Primitive, yet pretty
Amongst the mass of spring flowers, some less showy perennials are easily overlooked. This is often the case with Asarum, or wild ginger, a genus of evergreen ground cover. Indeed, by calling it ground cover, I’ve already diminished its status to something that’s useful, functional, but scarcely worth getting excited about. Wild gingers are spreading perennials with attractive leaves, sometimes mottled and glossy, that resemble the foliage of cyclamen. Their curious flowers sit at ground level and generally comes in a range of earthy tones. If you think I’m underselling Asarum, then that’s because the plant I’d like to rave about is the much prettier Saruma, a close relation (their names are anagrams).
Saruma henryi, which is blooming now in several parts of the Woodland Garden, is native to China and the only member of its genus. Unlike Asarum, the flowers are bright yellow and held aloft, above the foliage. It’s definitely NOT ground cover, disappearing entirely in winter and only slowly expanding its clump. The foliage emerges a rather curious purple-tinged olive green but makes the perfect foil for the pale yellow petals. Sometimes known as ‘upright wild ginger’ (it trips of the tongue!), Saruma needs partial shade, reliable moisture and a humus-rich soil, so is a perfect woodlander. I’ve found it to flower over a long season, though the blooms are rarely abundant. It’s the blooms, too, that hint at its peculiar evolutionary back story.

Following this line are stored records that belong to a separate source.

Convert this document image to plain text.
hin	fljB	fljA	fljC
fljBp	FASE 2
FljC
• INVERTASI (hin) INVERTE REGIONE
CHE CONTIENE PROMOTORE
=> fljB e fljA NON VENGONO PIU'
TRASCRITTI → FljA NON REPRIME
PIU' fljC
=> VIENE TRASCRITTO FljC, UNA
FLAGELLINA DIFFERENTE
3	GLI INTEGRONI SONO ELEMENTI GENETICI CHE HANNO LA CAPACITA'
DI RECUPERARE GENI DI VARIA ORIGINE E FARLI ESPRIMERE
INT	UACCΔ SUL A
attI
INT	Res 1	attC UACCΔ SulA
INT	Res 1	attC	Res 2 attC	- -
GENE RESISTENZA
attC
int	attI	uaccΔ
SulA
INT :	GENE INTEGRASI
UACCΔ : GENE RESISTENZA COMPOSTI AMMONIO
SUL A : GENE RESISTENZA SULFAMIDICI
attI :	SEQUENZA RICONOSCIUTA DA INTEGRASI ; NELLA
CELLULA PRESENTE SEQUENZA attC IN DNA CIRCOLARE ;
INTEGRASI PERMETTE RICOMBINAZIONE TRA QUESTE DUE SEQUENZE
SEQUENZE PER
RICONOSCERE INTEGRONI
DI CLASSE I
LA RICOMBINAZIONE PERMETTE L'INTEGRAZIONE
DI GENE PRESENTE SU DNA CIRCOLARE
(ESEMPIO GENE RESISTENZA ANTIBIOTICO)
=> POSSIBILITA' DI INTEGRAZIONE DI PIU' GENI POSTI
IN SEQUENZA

For those of you who remember any high school biology, you may know that flowering plants are often divided into two groups: monocots and dicots. Monocots include grasses, orchids and lilies and their flowers each have three petals (or multiples of three). In contrast, dicot blooms each have four or five petals (or multiples thereof). So Saruma must be a monocot as it clearly has three petals, but not so. Long considered dicots, Saruma and its kin are now known to be members of a group called Magnoliids (not a typo), which predate the division between monocots and dicots. Other Heronswood Magnoliids include of course Magnolia, but also Illicium, Schisandra, Drimysand Calycanthus. It may have a touch of the primitive in its genes, but in its appearance, Saruma is much more sophisticated.